2 thoughts on “Will EVAAS Make Wake Schools Better? Part II

  1. The question whether EVAAS should control for socioeconomic factors is complex. The answer may be different when you are talking about using EVAAS to predict an individual student’s trajectory—where you might have a comprehensive set of scores that incorporate all the nonteacher effects that are consistent over time for that child—and when you are using EVAAS to evaluate a teacher’s “effectiveness” at any given point in time. In the latter case, what is labelled “teacher” effectiveness is really the effectiveness of the class’s overall educational environment, which includes anything outside of the teacher’s efforts that causes class test scores to change in some manner different from that of the average class. This might include things that happen in school but not due to the teacher and things that happen in the tremendous amount of time students spend away from the school environment altogether.

    Because of state mandates, the promises North Carolina has made in our Race to the Top grant applications, and our superintendent’s commitment to the tool, we will be using it for the latter purpose. As we do that, it would be prudent to bring on some academic researchers to look at interesting questions like the extent to which the ratings change when teachers are put in different settings, e.g. moved from low poverty settings to high poverty settings, or simply change over time in the same setting. Variability in the ratings would be good evidence that better tools are needed; consistency would be good evidence that we are on the right track, assuming we agree that pushing test scores up is an appropriate and important educational goal.

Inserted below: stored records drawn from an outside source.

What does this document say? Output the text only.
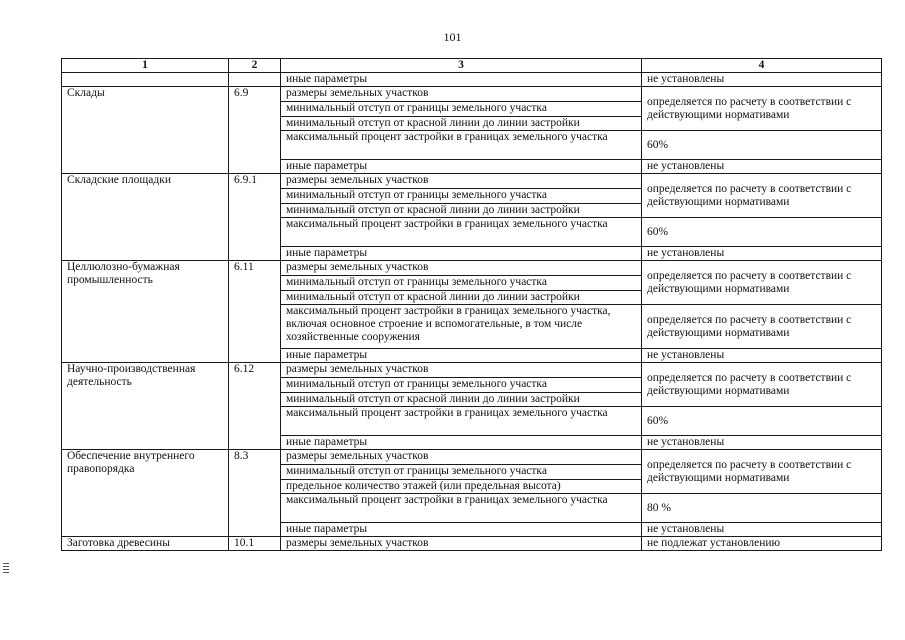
101
1	2	3	4
		иные параметры	не установлены
Склады	6.9	размеры земельных участков	определяется по расчету в соответствии с действующими нормативами
		минимальный отступ от границы земельного участка	
		минимальный отступ от красной линии до линии застройки	
		максимальный процент застройки в границах земельного участка	60%
		иные параметры	не установлены
Складские площадки	6.9.1	размеры земельных участков	определяется по расчету в соответствии с действующими нормативами
		минимальный отступ от границы земельного участка	
		минимальный отступ от красной линии до линии застройки	
		максимальный процент застройки в границах земельного участка	60%
		иные параметры	не установлены
Целлюлозно-бумажная промышленность	6.11	размеры земельных участков	определяется по расчету в соответствии с действующими нормативами
		минимальный отступ от границы земельного участка	
		минимальный отступ от красной линии до линии застройки	
		максимальный процент застройки в границах земельного участка, включая основное строение и вспомогательные, в том числе хозяйственные сооружения	определяется по расчету в соответствии с действующими нормативами
		иные параметры	не установлены
Научно-производственная деятельность	6.12	размеры земельных участков	определяется по расчету в соответствии с действующими нормативами
		минимальный отступ от границы земельного участка	
		минимальный отступ от красной линии до линии застройки	
		максимальный процент застройки в границах земельного участка	60%
		иные параметры	не установлены
Обеспечение внутреннего правопорядка	8.3	размеры земельных участков	определяется по расчету в соответствии с действующими нормативами
		минимальный отступ от границы земельного участка	
		предельное количество этажей (или предельная высота)	
		максимальный процент застройки в границах земельного участка	80 %
		иные параметры	не установлены
Заготовка древесины	10.1	размеры земельных участков	не подлежат установлению
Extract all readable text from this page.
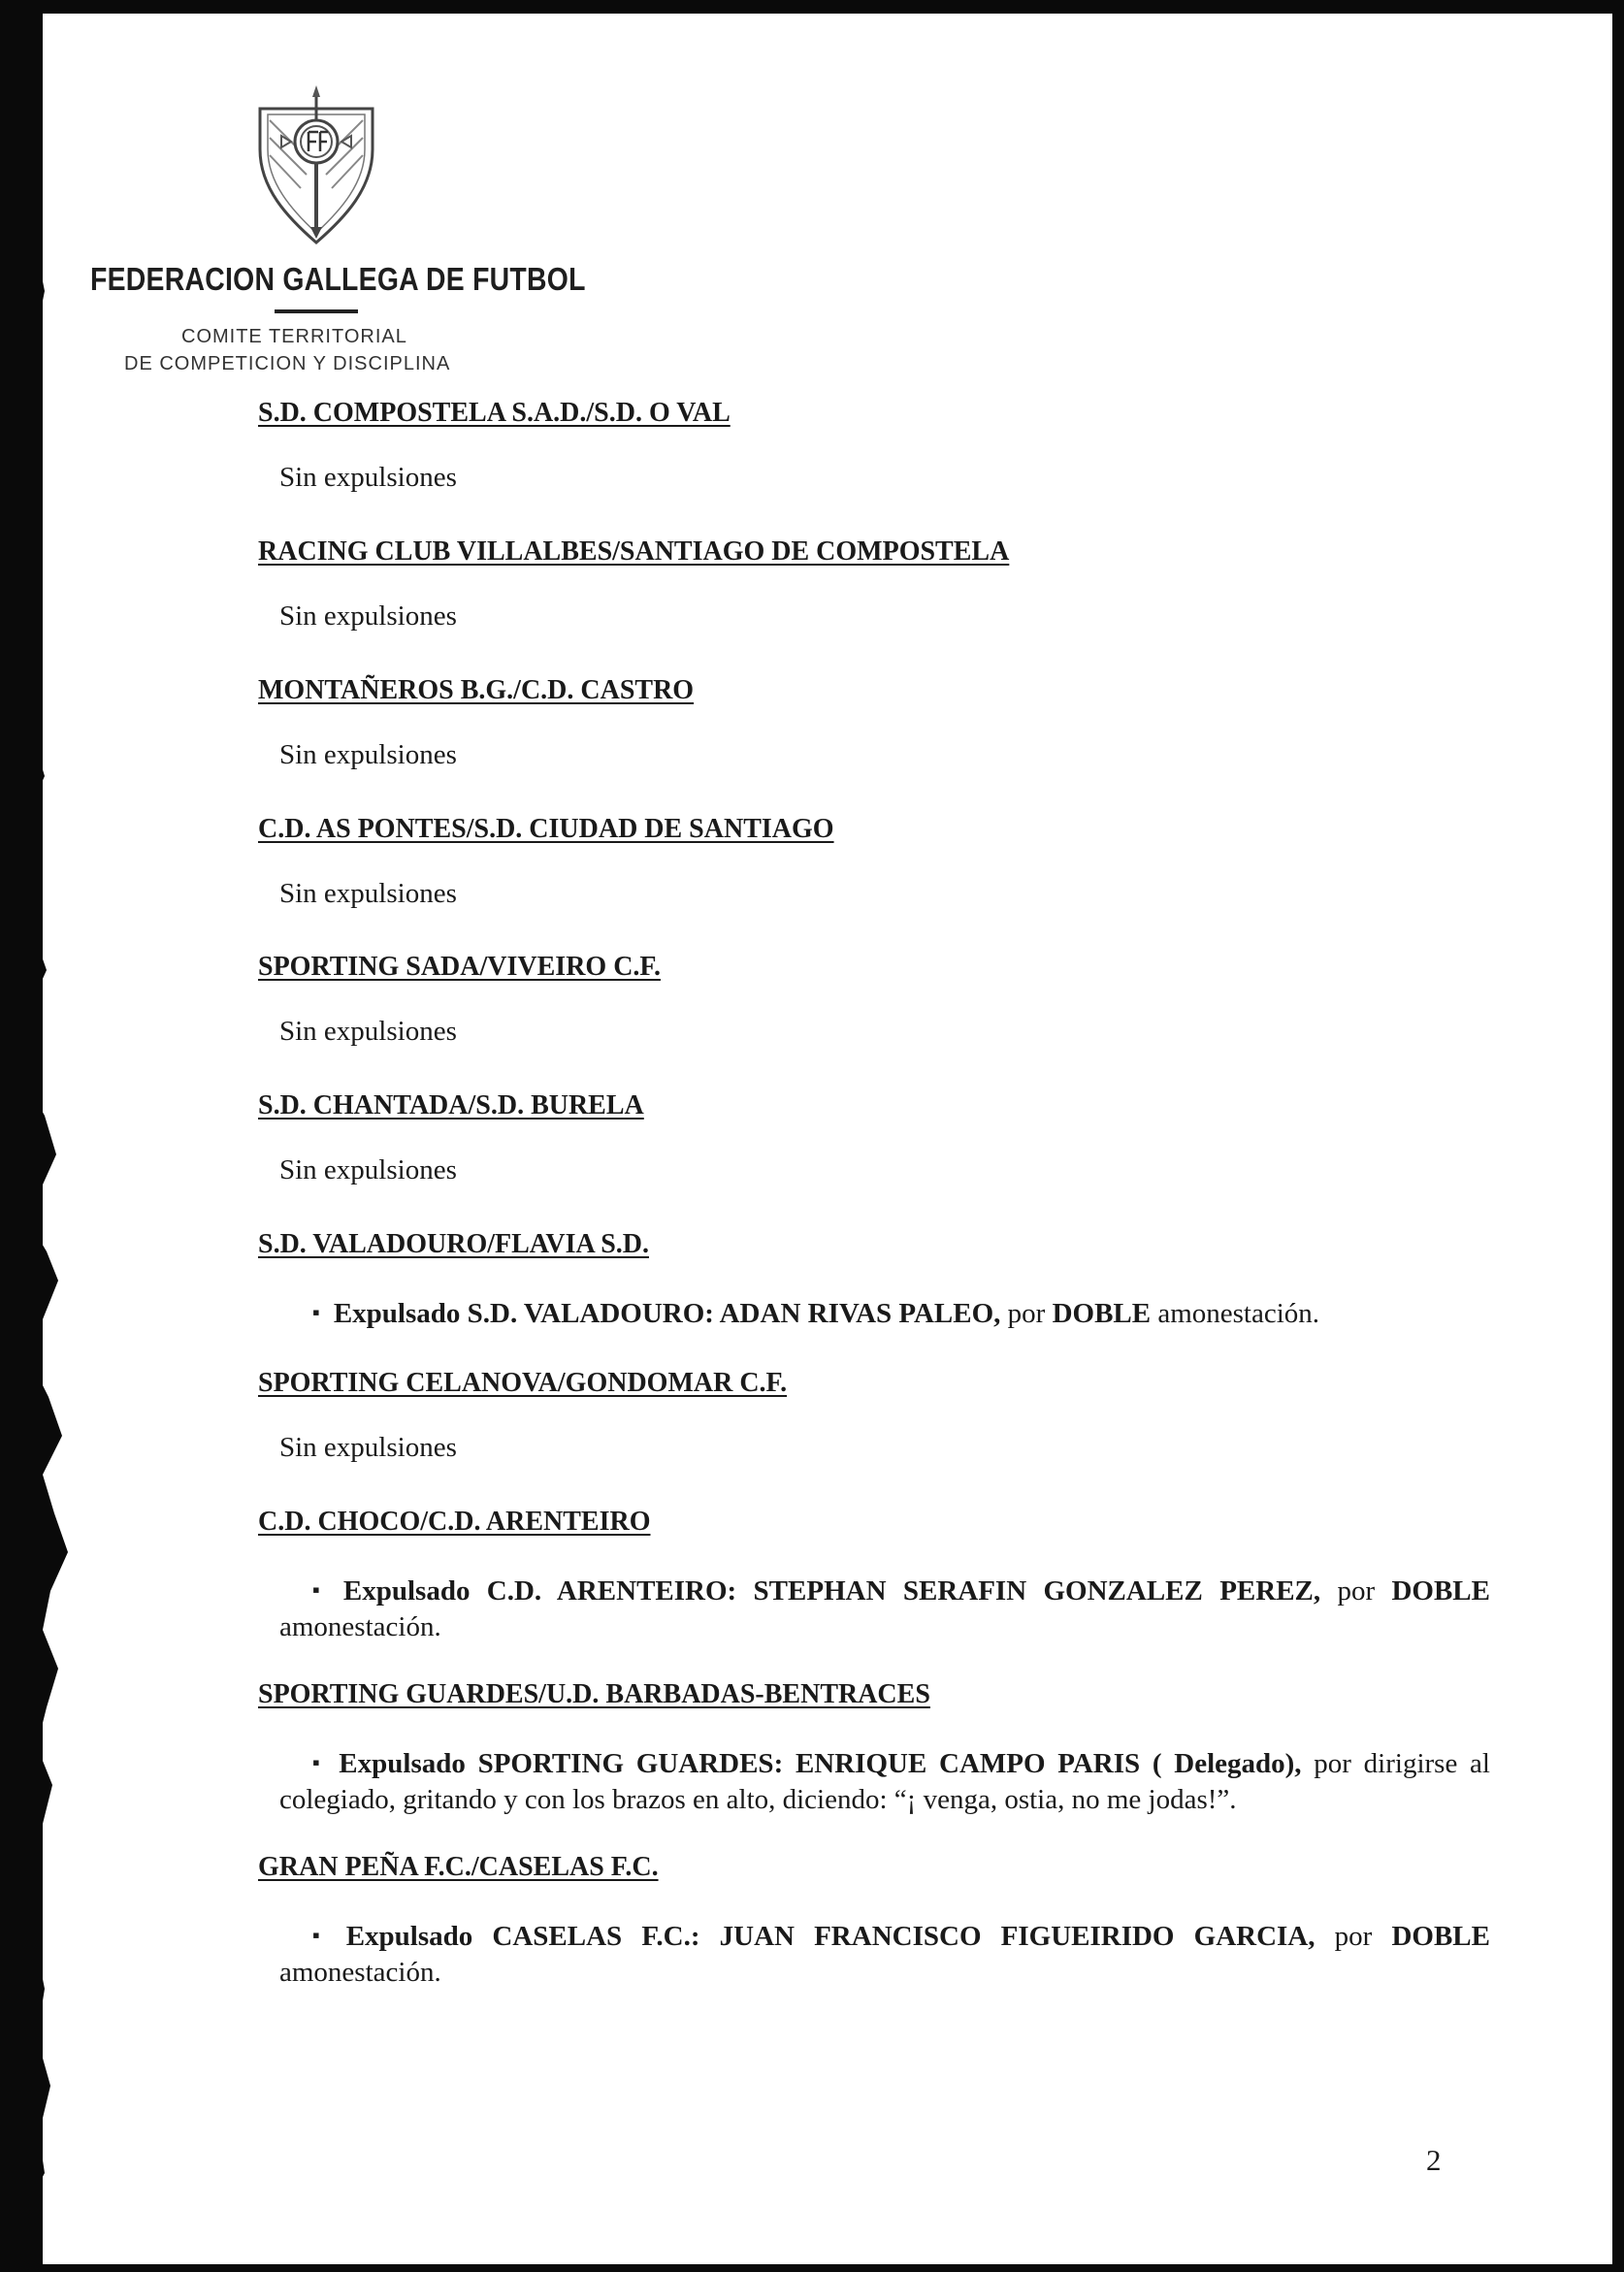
FEDERACION GALLEGA DE FUTBOL
COMITE TERRITORIAL
DE COMPETICION Y DISCIPLINA
S.D. COMPOSTELA S.A.D./S.D. O VAL
Sin expulsiones
RACING CLUB VILLALBES/SANTIAGO DE COMPOSTELA
Sin expulsiones
MONTAÑEROS B.G./C.D. CASTRO
Sin expulsiones
C.D. AS PONTES/S.D. CIUDAD DE SANTIAGO
Sin expulsiones
SPORTING SADA/VIVEIRO C.F.
Sin expulsiones
S.D. CHANTADA/S.D. BURELA
Sin expulsiones
S.D. VALADOURO/FLAVIA S.D.
▪ Expulsado S.D. VALADOURO: ADAN RIVAS PALEO, por DOBLE amonestación.
SPORTING CELANOVA/GONDOMAR C.F.
Sin expulsiones
C.D. CHOCO/C.D. ARENTEIRO
▪ Expulsado C.D. ARENTEIRO: STEPHAN SERAFIN GONZALEZ PEREZ, por DOBLE amonestación.
SPORTING GUARDES/U.D. BARBADAS-BENTRACES
▪ Expulsado SPORTING GUARDES: ENRIQUE CAMPO PARIS ( Delegado), por dirigirse al colegiado, gritando y con los brazos en alto, diciendo: “¡ venga, ostia, no me jodas!”.
GRAN PEÑA F.C./CASELAS F.C.
▪ Expulsado CASELAS F.C.: JUAN FRANCISCO FIGUEIRIDO GARCIA, por DOBLE amonestación.
2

  2. Ms. Amrein-Beardsley has published the same content about value-added results in two different publications with only slight modification in the second publication. To my surprise, the second publication reflects no awareness on her part that SAS responded publicly to the concerns expressed initially. The following link is a newer SAS response to value-added modeling considerations.


    Response to Criticisms 4 and 5 in the publicly available paper are most relevant to the concerns raised in her recent interview.

    Simply put, Ms. Amrein-Beardsley wonders if teachers are disadvantaged when the statistical modeling makes no direct adjustment for student demographic variables. The research evidence provided at the above link shows these adjustments are typically unnecessary if the modeling is sufficiently robust, particularly at the student level. Because the EVAAS modeling includes so much historical testing information per student, statisticians consider it to have the necessary robustness.

    While we understand the spirit and intent of such adjustments, the unintended consequences often become a lesser expectation on the part of educators for appropriate academic progress for poor and minority students. Such expectations can become a self-filling prophecy for their students.

    Response to Criticism 4 offers evidence that contradicts Ms. Amrein-Beardsley’s concerns, and shows that comparably prepared students within the same classroom make comparable progress, regardless of poverty level or ethnicity. It is possible to include demographic variables in robust modeling, but policy makers are encouraged to carefully weigh the potential risks to students as well as the potential risks to educators before they make a final decision on value-added modeling requirements. It’s important that struggling students not have those struggles masked by unnecessary adjustments.

    Although Ms. Amrein-Beardsley is very concerned about ‘fairness’ to teachers, her positions regarding simplistic analyses and transparency actually encourage modeling that makes teachers more vulnerable to misclassification. In truth, the use of simplistic modeling is to the detriment of teachers. Response to Criticism 5 provides additional references on this topic.